The extensive scientific reports from the expedition were not fully published until 1947. Mawson's scientific program contrasted sharply with many Antarctic expeditions, few of which concentrated on running scientific programs.

The Antarctic historian J. Gordon Hayes wrote in 1928: “Sir Douglas Mawson's Expedition, judged by the magnitude both of its scale and of its achievements, was the greatest and most consummate expedition that ever sailed for Antarctica.” (Antarctica: a treatise on the southern continent p. 210)

The ship Aurora and Captain Davis

The Aurora, Mawson’s ship was a tough Dundee whaler and sealer, built in 1876 to withstand Arctic conditions.  She had been thoroughly tested in those waters and proved to be well adapted for ice-navigation, as well as an excellent sea-boat in heavy weather.  Her carrying capacity was 600 tons.  After Mawson and Davis purchased her for 6000 pounds, Davis supervised an overhaul in England, where a new foremast was fitted and the rigging altered to that of a barquentine.  Sounding machines were installed on deck.  The Aurora  sailed for Australia on 28 July 1911, heavily loaded with some 3000 cases of stores and 48 Greenland dogs, and carrying Xavier Mertz and Belgrave Ninnis as passengers.
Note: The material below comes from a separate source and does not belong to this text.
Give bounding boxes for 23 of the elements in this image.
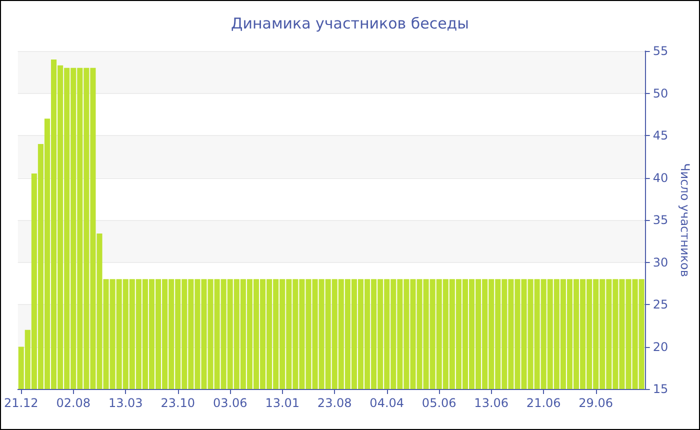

She carried .  She reached Hobart on 4 November and left, just short of four weeks later, at 4.00pm on December 2, 1911, to the ringing cheers of the crowd on the wharf, and followed down river by a flurry of small craft.

 

The Aurora, subsequent to Mawson’s expedition, was bought by Ernest Shackleton, for the Ross Sea component of his attempt to cross the Antarctic.  Following that expedition, she disappeared at sea, while on a passage across the south Pacific, and was finally posted as missing at Lloyd’s on 2 January 1918.  Davis rated Aurora a better sailer and ice ship than the Discovery, Scott’s ship in 1901 - 04, and later, Mawson’s ship for the BANZARE expedition, and which is now preserved as an historic vessel at Dundee.

 

John King Davis was born 1884 in England and at 16 was signed on as an apprentice seaman aboard the Celtic Chief. In 1906 he gained his first mate’s certificate in Australia, followed by his extra master’s certificate in New Zealand. He served on Ernest Shackleton’s 1907-09 British Antarctic Expedition as Chief Officer on the Nimrod. It was during this period that he met Douglas Mawson and formed a lasting friendship. Mawson later engaged him as captain for his Australasian Antarctic Expedition. Davis served throughout the expedition, including the voyage south in 1914 to collect Mawson and the small team of men who had remained behind with him during a second winter. King served during World War I on transports carrying men and horses to England and the Middle East and in repatriating men following the war. He was appointed Commonwealth Director of Navigation in 1920.

 

In October 1916 he again captained the Aurora and took her south to McMurdo Sound to rescue the men of Shackleton’s shore party for the Trans Antarctic Expedition. Davis sailed again to the Antarctic with Mawson as captain of the Discovery on the British Australian and New Zealand Antarctic Research expedition (BANZARE) of 1929-30.

 

Australia's second station in Antarctica was established in 1957, and named Davis in his honour. The Davis Sea, west of the Shackleton Ice Shelf, coasting Antarctica between 90° and 95°E, also commemorates him.